Animal research and testing has long held a place in the worldwide scientific community for its ability to provide valuable insights across a number of areas of interest.
In Australia alone, nearly 7 million animals were analysed in 2014, the last year the data were made available by Humane Research Australia. While much precaution is taken to ensure the safe care of the subjects, organisations remain equally as invested in providing the safe and legal transportation of biological materials such as semen and genes.
Australia lags behind on biological material transit obligations
Animal in vitro fertilisation (IVF) is commonly associated with research and testing due to similar governing legislation and processes. Australia in particular is heavily invested in sheep embryo collection and transport, ranking as one of the top countries in the world to be involved, according to the International Embryo Technology Society (IETS).

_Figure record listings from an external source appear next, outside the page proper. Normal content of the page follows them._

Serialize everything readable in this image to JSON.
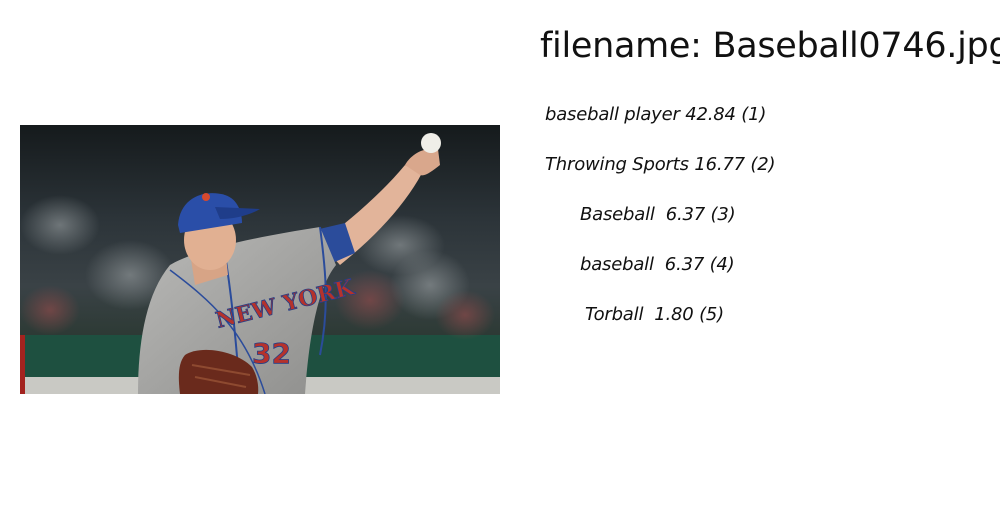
{
  "header": {
    "filename": "filename: Baseball0746.jpg"
  },
  "photo": {
    "jersey_text": "NEW YORK",
    "jersey_number": "32"
  },
  "predictions": [
    {
      "text": "baseball player 42.84 (1)"
    },
    {
      "text": "Throwing Sports 16.77 (2)"
    },
    {
      "text": "Baseball  6.37 (3)"
    },
    {
      "text": "baseball  6.37 (4)"
    },
    {
      "text": "Torball  1.80 (5)"
    }
  ]
}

The conditions these biological materials are processed in are strictly governed and the World Organisation for Animal Health insists that companies provide competent facilities for the collection and storage of embryos. Numerous international legislation governs the transportation aspect, which often relies on dry ice and sub-zero temperatures to meet standards.

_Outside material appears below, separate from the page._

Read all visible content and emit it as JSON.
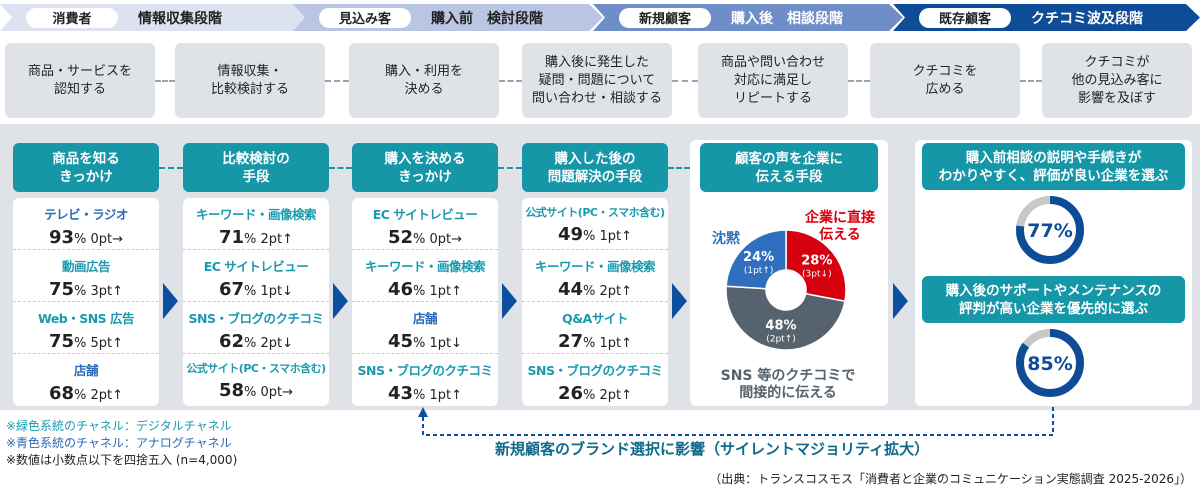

But when it comes to reporting on the transit of these biological materials, Australia fails to provide any data, the IETS reported. Whether this is because practitioners aren't using proper methods or tools, one thing is clear; for the industry to succeed without risk, organisations must have the infrastructure in place.
Reliable logging technology helps avert shipment risks
Many temperature monitors simply aren't built to withstand the sublimation of dry ice at -80°C, making it difficult to assess climate conditions and report the data to international bodies. The testo 184 T4 was purposefully made to combat this lack of instrument design in the market.
Organisations are able to deploy the 184 T4 in the packaging or vehicle being used for transport and automatically log the conditions the biological materials were shipped in. An LED light is positioned on the front to alert personnel should temperatures fall below a pre-determined threshold.
Companies can compile that information to be viewed through a PDF on a PC, or through the smartphone app, and it stores up to 40,000 measurements at once. This allows businesses transporting the materials to ensure they're able to collect viable data, as well as warn them should the tightly controlled climate change during transit.